Scholz: Germany won't deliver Eurofighters to S.Arabia in near future
Reuters

Germany will not deliver Eurofighter combat aircraft to Saudi Arabia in the near future, German Chancellor Olaf Scholz said on Wednesday, after a newspaper quoted a government document as linking any such move to an end of the war in Yemen.

Saudi Arabia leads a coalition that has been battling the Iranian-aligned Houthis in Yemen since 2015. The war has killed tens of thousands of people and left millions hungry.

"There will be no decision on the delivery of Eurofighter jets to Saudi Arabia any time soon," Scholz told reporters on the second day of a NATO summit in Vilnius, Lithuania.

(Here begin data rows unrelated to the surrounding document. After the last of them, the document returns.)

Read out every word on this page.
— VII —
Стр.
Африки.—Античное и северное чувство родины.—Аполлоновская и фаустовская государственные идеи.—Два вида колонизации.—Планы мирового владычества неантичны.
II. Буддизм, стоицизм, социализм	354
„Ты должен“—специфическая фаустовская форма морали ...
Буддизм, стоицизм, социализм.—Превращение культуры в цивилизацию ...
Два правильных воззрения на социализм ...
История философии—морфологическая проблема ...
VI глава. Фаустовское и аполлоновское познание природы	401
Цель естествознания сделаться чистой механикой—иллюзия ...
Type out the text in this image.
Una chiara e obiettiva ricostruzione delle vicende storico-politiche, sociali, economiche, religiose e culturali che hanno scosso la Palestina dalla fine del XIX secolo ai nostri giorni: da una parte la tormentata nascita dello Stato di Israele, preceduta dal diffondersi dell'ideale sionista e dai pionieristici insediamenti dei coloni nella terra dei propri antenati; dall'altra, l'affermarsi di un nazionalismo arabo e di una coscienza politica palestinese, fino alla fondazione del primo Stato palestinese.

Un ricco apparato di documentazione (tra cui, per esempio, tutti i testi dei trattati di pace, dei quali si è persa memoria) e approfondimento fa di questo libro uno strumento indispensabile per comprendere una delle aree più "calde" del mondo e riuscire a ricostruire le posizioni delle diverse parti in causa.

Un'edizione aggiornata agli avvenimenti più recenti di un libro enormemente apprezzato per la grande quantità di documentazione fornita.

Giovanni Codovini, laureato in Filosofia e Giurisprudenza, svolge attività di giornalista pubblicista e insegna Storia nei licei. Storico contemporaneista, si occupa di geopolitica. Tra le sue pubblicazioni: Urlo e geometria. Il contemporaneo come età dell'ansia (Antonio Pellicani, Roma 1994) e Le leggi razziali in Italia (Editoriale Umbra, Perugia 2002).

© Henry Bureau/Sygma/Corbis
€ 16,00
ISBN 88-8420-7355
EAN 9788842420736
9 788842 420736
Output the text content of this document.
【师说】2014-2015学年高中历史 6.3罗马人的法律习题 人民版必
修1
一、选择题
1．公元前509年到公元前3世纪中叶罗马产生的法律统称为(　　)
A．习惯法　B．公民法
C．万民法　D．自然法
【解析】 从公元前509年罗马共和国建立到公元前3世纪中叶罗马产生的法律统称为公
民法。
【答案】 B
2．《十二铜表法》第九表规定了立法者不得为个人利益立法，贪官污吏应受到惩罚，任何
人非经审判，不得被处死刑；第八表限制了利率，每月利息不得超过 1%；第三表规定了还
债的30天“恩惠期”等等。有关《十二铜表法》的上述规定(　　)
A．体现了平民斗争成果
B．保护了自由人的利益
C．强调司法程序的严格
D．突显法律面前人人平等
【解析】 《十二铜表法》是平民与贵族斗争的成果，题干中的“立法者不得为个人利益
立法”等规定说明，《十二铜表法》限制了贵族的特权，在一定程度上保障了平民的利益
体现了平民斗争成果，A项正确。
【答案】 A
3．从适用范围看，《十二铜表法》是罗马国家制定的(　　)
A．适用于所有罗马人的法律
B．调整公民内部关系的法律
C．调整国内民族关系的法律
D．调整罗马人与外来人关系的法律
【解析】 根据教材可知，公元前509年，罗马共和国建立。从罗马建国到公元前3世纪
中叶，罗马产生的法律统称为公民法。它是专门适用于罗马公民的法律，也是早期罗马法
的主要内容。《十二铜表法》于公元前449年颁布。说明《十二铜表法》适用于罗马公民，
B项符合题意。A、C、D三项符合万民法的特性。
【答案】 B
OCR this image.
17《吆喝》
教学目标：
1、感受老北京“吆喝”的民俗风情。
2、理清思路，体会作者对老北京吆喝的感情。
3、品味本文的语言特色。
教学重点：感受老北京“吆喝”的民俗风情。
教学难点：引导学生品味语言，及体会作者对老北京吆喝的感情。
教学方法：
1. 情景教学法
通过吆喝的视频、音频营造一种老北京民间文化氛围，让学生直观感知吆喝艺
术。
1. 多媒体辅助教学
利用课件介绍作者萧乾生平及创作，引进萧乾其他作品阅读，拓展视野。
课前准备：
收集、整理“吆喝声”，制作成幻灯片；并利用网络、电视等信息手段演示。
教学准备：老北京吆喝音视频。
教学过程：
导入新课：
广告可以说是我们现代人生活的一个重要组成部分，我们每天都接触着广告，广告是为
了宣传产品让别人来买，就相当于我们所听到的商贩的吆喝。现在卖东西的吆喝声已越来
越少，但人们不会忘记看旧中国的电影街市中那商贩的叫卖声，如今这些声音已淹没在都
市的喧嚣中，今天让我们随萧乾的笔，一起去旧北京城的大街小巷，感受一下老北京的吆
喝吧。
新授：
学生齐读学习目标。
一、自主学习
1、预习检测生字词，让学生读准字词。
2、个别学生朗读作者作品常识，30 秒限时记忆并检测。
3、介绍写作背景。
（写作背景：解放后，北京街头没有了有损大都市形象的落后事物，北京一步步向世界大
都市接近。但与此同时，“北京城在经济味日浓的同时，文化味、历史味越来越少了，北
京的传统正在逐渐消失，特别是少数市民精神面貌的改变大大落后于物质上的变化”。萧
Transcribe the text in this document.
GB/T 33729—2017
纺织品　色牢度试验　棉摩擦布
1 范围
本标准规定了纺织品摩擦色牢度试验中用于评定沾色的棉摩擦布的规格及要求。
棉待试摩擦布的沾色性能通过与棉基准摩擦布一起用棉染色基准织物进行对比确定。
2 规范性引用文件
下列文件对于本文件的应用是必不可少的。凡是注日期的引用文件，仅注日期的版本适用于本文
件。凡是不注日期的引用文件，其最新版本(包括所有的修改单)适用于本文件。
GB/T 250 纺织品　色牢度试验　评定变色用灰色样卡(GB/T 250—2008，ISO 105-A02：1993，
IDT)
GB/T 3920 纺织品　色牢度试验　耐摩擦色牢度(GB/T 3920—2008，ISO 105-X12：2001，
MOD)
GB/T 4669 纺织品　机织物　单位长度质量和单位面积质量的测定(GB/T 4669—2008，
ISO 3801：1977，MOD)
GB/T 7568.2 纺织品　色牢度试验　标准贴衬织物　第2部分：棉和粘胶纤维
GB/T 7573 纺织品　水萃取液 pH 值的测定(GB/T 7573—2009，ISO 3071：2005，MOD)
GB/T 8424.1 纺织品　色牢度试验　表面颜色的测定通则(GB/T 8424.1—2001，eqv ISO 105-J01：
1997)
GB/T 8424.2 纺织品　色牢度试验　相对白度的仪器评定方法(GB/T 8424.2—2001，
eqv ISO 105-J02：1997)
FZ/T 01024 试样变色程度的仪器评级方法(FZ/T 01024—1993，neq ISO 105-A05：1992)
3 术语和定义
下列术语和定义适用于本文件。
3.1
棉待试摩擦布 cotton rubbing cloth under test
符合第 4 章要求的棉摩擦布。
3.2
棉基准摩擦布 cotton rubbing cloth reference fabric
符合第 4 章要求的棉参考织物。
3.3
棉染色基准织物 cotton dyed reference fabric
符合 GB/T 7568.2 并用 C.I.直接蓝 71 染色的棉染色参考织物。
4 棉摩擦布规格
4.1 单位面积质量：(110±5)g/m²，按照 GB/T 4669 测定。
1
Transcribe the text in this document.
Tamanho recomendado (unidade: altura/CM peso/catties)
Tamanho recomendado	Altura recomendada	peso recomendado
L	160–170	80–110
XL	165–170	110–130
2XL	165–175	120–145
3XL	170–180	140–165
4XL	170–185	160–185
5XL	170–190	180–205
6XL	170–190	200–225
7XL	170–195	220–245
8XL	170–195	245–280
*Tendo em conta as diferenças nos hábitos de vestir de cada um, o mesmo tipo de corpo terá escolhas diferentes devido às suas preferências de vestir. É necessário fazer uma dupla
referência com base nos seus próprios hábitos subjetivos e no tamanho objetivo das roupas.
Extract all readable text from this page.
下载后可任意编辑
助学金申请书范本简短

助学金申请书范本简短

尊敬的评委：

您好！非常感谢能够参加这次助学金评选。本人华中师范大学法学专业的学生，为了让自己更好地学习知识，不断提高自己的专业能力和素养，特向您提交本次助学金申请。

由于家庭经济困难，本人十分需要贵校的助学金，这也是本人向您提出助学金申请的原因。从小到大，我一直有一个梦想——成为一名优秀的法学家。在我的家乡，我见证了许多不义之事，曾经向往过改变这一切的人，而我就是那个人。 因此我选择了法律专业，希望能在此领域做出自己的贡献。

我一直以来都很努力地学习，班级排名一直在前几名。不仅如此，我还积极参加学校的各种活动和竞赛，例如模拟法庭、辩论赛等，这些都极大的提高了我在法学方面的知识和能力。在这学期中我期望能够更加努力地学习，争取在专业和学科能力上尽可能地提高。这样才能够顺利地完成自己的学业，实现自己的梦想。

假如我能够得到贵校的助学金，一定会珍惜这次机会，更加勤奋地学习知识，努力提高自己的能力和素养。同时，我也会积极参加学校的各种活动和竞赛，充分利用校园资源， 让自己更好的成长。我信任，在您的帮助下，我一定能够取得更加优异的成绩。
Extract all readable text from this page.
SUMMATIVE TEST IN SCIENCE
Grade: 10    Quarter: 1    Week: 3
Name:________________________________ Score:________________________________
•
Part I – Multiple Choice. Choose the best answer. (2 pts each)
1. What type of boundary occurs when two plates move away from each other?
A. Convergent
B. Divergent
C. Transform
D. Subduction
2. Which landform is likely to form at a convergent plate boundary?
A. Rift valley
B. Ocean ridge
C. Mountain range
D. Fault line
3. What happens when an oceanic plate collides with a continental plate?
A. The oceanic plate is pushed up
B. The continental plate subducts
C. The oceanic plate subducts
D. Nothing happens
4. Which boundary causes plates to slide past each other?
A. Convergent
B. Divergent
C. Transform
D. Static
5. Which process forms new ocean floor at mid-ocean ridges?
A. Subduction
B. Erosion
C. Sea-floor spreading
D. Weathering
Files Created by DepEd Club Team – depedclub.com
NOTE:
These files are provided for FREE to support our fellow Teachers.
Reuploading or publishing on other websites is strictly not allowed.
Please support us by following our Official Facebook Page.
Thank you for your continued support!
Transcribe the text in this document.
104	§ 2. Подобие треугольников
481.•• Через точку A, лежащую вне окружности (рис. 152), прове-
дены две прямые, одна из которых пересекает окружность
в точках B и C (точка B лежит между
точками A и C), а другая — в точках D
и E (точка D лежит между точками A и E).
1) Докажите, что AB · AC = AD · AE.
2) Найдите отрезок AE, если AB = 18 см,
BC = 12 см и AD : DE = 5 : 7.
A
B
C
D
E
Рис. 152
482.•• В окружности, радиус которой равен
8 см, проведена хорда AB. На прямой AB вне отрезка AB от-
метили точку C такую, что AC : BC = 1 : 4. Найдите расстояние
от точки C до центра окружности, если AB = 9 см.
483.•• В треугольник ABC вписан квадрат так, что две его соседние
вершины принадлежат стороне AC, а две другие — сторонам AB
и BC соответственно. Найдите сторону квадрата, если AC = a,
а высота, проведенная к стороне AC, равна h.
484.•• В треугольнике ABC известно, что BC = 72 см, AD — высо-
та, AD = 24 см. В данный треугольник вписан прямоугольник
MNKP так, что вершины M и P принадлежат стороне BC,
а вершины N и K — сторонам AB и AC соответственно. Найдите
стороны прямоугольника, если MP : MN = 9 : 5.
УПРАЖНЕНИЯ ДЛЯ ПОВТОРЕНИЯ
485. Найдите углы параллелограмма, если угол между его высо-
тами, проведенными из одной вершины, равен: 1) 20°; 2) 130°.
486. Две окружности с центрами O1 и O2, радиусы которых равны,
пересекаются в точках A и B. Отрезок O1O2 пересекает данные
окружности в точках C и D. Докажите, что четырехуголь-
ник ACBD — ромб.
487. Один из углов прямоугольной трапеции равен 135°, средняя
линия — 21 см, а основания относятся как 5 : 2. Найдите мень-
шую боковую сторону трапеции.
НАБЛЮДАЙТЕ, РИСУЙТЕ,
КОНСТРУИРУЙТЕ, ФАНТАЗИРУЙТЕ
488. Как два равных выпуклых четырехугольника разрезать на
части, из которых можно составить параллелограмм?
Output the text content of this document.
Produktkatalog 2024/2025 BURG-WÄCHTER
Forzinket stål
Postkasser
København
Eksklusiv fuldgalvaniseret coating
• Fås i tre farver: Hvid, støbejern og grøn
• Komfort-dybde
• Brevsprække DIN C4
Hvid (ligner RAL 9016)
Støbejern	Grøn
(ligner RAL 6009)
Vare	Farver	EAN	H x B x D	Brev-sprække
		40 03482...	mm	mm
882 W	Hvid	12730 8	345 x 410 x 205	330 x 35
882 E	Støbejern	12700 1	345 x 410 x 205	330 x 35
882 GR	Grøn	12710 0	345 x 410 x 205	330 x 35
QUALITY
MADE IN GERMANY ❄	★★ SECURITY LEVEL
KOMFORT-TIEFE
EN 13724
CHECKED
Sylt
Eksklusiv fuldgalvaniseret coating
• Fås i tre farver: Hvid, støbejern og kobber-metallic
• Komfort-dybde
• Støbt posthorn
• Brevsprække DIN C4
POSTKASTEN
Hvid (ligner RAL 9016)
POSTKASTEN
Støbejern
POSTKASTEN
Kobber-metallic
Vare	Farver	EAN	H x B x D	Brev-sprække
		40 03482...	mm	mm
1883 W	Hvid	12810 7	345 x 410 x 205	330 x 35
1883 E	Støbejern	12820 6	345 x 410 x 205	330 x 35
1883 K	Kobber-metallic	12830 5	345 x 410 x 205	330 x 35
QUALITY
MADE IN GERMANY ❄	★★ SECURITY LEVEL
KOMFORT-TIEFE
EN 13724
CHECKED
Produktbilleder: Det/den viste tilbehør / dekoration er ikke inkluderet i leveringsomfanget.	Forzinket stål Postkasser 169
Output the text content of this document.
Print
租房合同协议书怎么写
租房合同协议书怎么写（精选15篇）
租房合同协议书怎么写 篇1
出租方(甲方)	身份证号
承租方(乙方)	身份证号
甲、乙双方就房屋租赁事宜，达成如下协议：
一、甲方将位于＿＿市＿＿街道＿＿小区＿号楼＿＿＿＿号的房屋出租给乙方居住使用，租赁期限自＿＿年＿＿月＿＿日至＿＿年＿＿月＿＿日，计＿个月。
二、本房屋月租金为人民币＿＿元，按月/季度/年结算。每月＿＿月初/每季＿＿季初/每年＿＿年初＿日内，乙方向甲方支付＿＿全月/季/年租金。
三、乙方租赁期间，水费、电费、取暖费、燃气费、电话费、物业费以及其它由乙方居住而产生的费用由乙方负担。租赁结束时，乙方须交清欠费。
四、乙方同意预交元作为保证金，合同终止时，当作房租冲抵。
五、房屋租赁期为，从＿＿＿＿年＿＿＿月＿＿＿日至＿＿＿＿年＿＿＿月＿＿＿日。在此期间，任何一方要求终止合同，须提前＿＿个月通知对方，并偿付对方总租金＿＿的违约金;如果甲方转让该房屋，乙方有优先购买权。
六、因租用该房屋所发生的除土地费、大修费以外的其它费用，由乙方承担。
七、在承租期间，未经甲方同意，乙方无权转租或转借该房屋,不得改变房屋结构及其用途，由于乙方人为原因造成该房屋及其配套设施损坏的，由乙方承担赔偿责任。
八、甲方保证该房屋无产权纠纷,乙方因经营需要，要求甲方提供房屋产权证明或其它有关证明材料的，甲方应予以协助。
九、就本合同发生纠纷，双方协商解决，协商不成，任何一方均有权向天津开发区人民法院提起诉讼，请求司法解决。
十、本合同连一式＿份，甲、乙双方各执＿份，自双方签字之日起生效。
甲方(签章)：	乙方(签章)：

A government source told Reuters that Germany would not decide the issue during this legislative term, which ends in 2025.

Earlier on Wednesday, Germany's SZ newspaper cited an internal government document as saying that "applications for export licences for Saudi Arabia will be postponed until the end of the war in Yemen".

Germany halted arms sales to Saudi Arabia following the killing of Saudi journalist Jamal Khashoggi inside the Saudi consulate in Istanbul in 2018, taking a far tougher approach than major allies such as the United States, France and Britain.

But since the rapprochement of Saudi Arabia and Iran earlier this year, Britain has argued that Germany can no longer block the export of Eurofighter jets to third parties.

Britain's BAE Systems (BAES.L) struck a deal five years ago for the arms maker to supply 48 of the jets in question, but a third of the components for the jets come from Germany.

According to reports earlier this month, Germany's governing coalition was at odds over whether to cede to British pressure, with the Greens strongly opposed to the move.